Солнцу бывает трудно пробираться сквозь осеннее или зимнее небо. Оно завалено тучами, как серыми снегами, сплошь и до дна. И кажется, солнце зарывается в снежной глубине и стынет там, не разбрасывая ни над вами, ни над нами своих лучей.
А сейчас и небо непрочное, как летом.
Летнее небо тонкое. Каленый луч пропарывает его легким острием. От первого прикосновения оно лопается во всю длину, и уже бежит к берегу красная волна, выцветая на полдороге, потому что дорога от солнца до земли длинная, а солнце еще далеко, еще не плеснуло краску на все море, но горизонт уже вспорот, и вот-вот все остальные лучи полетят без задержки до гор и выше.
Так и светало. Ни дать ни взять, как в июле. На причалах толклись тени, заканчивали последнюю оснастку, готовились к импровизации.
Бухта у нас неглубокая, и сейнеры из предосторожности, а также чтобы не создавать сутолоки у причалов, ночуют на рейде. Береженого, говорят, бог бережет. Горбов в бога не верит и поэтому бережет себя сам. У причала ни одного сейнера на ночь не оставляет. А вдруг ветер? А вдруг волна? Что бы там барометр ни показывал.
На рейд, к сейнерам, рыбаков вывозят моторные баркасы, которые облегают причальные бока, как щенки. Вот в них-то прыгали и торопливо отходили от берега рыбаки, бригада за бригадой, под короткие наставления Ильи Захарыча, но один баркас задерживался, потому что Кирюха упирался.
— Саша! — кричал он. — Что же это такое? Зачем мне «Нырок»?
Дело в том, что Кирюху пересаживали на сейнер дяди Миши.

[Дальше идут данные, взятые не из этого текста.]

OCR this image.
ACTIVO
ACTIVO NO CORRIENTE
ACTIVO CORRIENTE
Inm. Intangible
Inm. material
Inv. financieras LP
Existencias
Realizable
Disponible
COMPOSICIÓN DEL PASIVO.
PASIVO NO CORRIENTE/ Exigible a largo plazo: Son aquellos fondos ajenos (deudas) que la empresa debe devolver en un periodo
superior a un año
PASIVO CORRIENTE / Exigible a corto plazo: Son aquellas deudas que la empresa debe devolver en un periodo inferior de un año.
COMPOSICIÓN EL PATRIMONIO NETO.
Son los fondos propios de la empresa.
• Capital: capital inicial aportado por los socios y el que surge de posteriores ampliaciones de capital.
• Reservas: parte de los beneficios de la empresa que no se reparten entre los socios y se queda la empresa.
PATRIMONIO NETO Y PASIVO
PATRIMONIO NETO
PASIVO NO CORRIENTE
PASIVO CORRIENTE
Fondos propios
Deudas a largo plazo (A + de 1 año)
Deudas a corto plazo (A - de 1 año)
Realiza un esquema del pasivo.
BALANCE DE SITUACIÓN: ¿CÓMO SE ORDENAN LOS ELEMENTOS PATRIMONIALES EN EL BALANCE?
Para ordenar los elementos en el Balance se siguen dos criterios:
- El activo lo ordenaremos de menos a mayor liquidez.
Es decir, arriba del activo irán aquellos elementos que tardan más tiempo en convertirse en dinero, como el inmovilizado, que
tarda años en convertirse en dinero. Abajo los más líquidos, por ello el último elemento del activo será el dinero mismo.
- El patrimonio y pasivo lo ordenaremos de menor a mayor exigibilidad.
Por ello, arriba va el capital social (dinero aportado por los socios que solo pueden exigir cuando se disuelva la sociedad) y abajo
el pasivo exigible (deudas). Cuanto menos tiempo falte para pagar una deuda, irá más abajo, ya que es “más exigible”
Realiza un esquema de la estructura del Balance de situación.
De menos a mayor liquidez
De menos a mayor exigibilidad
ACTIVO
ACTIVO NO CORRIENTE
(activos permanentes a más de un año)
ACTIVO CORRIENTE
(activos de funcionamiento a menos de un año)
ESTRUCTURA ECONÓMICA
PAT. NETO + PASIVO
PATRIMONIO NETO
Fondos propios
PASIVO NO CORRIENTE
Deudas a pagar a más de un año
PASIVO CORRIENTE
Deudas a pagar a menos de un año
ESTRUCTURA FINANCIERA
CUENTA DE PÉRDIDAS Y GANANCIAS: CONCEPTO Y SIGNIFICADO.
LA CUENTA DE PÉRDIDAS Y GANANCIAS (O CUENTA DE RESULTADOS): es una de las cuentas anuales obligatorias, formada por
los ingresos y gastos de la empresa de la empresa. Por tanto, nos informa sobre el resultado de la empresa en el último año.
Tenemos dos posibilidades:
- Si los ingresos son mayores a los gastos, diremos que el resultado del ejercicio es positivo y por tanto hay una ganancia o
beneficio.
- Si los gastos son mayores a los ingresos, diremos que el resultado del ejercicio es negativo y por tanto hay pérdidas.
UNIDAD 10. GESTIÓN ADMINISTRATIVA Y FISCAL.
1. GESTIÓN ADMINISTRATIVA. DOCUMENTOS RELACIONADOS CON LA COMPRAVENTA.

Импровизация импровизацией, но у кого наибольший шанс найти рыбу? У дяди Миши. Кто скорее всех ее не упустит? Ведь найти мало, надо поймать. Дядя Миша. Потому что дядя Миша — это дядя Миша.
К нему, на «Нырок», приготовились сесть и наши гости. Справедливости ради договорились, что всякий, кто раньше станет на рыбу, вызовет по радио «Нырок», и знаменитый дядя Миша повезет туда верных служителей голубого и простого экрана.
Но сначала они должны были снять отплытие баркаса к сейнеру. В баркас уже залезли все рыбаки с «Нырка» вместе с дядей Мишей, а Гена — сценарист, Алик — режиссер, Сима — оператор и сам Ван Ваныч заняли позицию на причале. Сейчас главным мне казался молчаливый Сима, он держал аппарат и время от времени смотрел в него. И вообще он был увешан аппаратурой, как будто его отправляли на Луну. А все остальные его друзья с пустыми руками выглядели неглавными.
Но кричал Алик.
— Вылезайте! — командовал он. — Кирилл! Вы нарушаете общую динамику. Придется всем вылезти и садиться снова. Садитесь вместе со всеми, слышите, вас снимут. Вы задерживаете работу. Рыба уйдет!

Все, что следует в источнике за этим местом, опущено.